I’ve heard a lot of horror stories from people about engagements with so-called Agile coaches. They want their teams to perform better and, from what they’ve learned and heard, they believe Agile is a way to address that. So they spend a bunch of money on individuals claiming to be Agile coaches hoping to find Agile goodness, but they end up just being frustrated and a little poorer. Even worse, their teams get frustrated, too, and sometimes the whole Agile transformation is put at risk because of the bad experience.
So what does a good Agile coach do?
1. A good Agile coach meets you where you are.
A good Agile coach assesses your understanding and use of Agile practices and uses that as the starting point for the engagement. They don’t lay advanced concepts on you when you’re just starting out and they don’t talk about the “101” stuff when you’re a mature Agile shop. It’s like being taught calculus in kindergarten or basic anatomy when you’re a practicing surgeon. One framework an Agile coach might use to approach the engagement is Shu Ha Ri (thanks for sharing, Christine Li). A colleague of mine and one of my company’s Agile coaches got to learn about Shu Ha Ri firsthand with one of the parents of Agile, Alistair Cockburn. The bottom line is an Agile coach shouldn’t be Ri-ing when they should be Shu-ing and vice versa
2. A good Agile coach brings practical, relevant experience.

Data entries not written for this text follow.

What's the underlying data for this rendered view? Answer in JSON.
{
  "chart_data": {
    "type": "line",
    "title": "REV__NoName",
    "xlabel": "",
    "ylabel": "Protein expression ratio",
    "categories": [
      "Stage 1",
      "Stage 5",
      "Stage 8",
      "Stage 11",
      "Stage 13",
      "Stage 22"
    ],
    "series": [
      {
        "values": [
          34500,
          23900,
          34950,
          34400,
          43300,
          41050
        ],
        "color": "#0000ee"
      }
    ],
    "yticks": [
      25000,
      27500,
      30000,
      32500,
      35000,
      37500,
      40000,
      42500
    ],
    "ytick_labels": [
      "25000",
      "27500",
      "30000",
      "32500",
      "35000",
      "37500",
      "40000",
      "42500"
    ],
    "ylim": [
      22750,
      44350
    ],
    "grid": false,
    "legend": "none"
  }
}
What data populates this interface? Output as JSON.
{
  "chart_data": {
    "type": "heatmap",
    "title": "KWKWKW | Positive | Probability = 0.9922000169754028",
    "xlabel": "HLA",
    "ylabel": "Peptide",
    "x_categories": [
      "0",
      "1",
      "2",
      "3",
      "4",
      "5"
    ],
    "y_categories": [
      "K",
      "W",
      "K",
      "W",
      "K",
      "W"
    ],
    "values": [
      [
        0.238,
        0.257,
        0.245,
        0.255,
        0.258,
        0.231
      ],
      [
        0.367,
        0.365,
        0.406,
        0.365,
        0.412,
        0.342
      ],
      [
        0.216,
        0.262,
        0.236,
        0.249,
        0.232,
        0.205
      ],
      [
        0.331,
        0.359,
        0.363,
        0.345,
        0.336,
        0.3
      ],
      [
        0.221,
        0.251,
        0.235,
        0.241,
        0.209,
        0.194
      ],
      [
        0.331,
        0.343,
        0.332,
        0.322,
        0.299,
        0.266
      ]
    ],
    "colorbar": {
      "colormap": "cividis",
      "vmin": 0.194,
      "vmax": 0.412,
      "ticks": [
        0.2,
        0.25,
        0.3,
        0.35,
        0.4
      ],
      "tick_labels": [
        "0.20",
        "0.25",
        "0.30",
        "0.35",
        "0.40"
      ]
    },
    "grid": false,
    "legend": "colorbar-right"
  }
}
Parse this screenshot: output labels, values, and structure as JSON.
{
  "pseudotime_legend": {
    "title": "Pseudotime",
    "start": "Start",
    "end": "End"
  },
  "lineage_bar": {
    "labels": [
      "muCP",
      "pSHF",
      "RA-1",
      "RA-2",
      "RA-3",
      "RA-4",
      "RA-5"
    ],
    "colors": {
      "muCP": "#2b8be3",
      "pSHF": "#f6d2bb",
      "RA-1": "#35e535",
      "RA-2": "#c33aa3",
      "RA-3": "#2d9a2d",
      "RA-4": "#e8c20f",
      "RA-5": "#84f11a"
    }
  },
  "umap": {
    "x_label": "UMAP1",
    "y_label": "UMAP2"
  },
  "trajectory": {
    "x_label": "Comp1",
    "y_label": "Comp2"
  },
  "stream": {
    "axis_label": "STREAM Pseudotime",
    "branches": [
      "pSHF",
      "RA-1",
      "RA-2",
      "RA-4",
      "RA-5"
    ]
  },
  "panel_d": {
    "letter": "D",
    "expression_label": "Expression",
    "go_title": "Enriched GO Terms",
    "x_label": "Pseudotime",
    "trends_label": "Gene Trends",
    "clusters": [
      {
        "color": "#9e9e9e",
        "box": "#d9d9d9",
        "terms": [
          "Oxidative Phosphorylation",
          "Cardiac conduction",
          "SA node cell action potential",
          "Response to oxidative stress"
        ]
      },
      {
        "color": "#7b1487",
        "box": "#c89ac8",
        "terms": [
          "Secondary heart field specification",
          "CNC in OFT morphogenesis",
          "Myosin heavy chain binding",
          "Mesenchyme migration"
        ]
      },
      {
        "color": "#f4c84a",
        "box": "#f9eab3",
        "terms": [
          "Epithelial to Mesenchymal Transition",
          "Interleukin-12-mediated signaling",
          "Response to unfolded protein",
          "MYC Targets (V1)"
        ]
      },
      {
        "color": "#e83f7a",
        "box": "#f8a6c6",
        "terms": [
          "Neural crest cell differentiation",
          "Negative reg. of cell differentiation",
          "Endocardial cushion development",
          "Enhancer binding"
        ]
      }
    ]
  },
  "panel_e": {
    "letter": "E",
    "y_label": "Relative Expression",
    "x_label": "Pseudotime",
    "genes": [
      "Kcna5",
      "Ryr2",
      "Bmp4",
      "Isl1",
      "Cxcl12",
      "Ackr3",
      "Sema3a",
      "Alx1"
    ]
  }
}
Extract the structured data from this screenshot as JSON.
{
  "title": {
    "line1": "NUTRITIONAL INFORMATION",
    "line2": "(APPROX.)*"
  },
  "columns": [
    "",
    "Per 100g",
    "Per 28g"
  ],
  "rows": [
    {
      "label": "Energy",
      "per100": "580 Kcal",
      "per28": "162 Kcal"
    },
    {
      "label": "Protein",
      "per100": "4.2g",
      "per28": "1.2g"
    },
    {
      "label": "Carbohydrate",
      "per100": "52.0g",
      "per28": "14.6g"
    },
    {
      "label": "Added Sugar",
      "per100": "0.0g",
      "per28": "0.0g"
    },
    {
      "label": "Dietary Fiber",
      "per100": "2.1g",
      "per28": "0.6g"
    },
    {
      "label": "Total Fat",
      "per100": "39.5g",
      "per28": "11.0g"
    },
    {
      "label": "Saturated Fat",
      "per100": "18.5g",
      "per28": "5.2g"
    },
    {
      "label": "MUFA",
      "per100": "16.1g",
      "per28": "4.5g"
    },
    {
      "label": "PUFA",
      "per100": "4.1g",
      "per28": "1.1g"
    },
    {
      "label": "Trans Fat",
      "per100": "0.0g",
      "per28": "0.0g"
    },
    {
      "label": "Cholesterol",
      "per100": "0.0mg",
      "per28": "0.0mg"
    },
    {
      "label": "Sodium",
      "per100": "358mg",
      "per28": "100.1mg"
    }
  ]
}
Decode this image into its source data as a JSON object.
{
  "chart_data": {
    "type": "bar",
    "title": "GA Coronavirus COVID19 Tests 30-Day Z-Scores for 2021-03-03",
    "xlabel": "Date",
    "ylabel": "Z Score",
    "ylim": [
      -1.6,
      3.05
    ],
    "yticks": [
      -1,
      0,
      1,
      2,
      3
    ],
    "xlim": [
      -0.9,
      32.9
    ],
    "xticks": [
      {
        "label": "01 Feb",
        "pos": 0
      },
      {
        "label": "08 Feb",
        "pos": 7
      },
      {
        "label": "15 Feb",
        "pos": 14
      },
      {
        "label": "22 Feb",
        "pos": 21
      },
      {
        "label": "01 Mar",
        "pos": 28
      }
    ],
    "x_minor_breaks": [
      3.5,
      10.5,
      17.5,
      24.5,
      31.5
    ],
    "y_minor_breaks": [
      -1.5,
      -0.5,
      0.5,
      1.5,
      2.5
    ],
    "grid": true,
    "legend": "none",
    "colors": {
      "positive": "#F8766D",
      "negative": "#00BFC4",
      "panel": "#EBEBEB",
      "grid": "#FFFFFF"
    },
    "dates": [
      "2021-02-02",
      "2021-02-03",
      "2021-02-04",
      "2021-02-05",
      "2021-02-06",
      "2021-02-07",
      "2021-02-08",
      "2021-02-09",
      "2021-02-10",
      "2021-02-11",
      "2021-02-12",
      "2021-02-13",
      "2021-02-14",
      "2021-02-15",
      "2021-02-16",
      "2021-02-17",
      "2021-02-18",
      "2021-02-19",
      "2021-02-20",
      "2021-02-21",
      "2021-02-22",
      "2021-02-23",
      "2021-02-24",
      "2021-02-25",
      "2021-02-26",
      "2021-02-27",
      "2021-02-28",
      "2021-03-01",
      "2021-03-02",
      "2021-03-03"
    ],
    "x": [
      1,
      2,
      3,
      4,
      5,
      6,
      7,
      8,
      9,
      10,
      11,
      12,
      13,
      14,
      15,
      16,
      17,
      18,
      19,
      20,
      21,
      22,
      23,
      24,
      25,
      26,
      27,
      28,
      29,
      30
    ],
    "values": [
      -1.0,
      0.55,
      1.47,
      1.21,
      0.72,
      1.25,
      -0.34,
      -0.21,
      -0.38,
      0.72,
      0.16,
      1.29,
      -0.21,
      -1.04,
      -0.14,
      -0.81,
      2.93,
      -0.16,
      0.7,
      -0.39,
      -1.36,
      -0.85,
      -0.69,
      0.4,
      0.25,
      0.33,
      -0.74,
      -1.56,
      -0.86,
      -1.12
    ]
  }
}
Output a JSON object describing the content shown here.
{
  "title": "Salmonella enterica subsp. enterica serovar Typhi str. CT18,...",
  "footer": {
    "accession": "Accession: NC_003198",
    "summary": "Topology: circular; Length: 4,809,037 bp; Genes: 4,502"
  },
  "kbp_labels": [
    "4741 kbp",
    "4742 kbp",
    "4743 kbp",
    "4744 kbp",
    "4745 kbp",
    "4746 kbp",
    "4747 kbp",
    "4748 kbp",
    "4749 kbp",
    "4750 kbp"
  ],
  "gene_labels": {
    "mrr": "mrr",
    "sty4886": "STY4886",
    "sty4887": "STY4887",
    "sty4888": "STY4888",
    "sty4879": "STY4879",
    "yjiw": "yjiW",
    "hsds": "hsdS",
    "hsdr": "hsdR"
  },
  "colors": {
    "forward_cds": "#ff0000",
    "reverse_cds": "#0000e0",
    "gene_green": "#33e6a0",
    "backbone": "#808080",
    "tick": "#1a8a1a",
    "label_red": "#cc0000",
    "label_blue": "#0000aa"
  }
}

A good Agile coach has a breadth and depth of experience working with different organizations and different environments in different situations such that they’ve developed an expert perspective. That expert perspective helps the coach diagnose what’s going on, both good and bad, and identify changes the team or organization might want to try to improve performance. The better the perspective, the more accurately and completely the coach should be able to pinpoint the problems and the more valuable the solutions will be. The coach shouldn’t get too prescriptive, though. If they do, not only do they hamper the team’s creativity and innovation, they also hurt buy-in from the team for any changes the coach suggests (mandates). They’ve become a dictator, not a guide. See the next point.
3. A good Agile coach helps you find your own answers.
A good Agile coach is not necessarily going to give you answers as much as walk you through a process of identifying the problems that are plaguing you and coaching you to find solutions to those problems yourself. Which solution do you think you’ll have more buy-in for — the one you were given or the one you came up with yourself? (Robert Cialdini describes this effect extremely well in his book Influence. Thanks for getting it for me, Derek Coburn) There’s a balance here with #2, though. It’s actually pretty frustrating for a team knowing the coach is going all Socratic Method on them and that the coach likely already has the answer based on experience. There’s only so many times you can hear, “So what do you think?” before thinking, “And I’m paying you how much to ask me that question over and over again?” One organization I’ve worked with described these people as “life coaches — not Agile coaches.” Eeesh.
4. A good Agile coach helps you get results.
When all is said and done (and the money spent), a good Agile coach helps you get better results. Those results could be more velocity, better quality, more collaboration, or all of the above. Whatever you’re looking for, there should be a return for your money, time, and effort based on the goals you established at the beginning of the coaching engagement (it’s very important to do this!).
When you’re thinking about engaging an Agile coach, make sure anybody you consider bringing in checks the boxes on all four of these. Don’t put your Agile transformation or the performance of your organization at risk.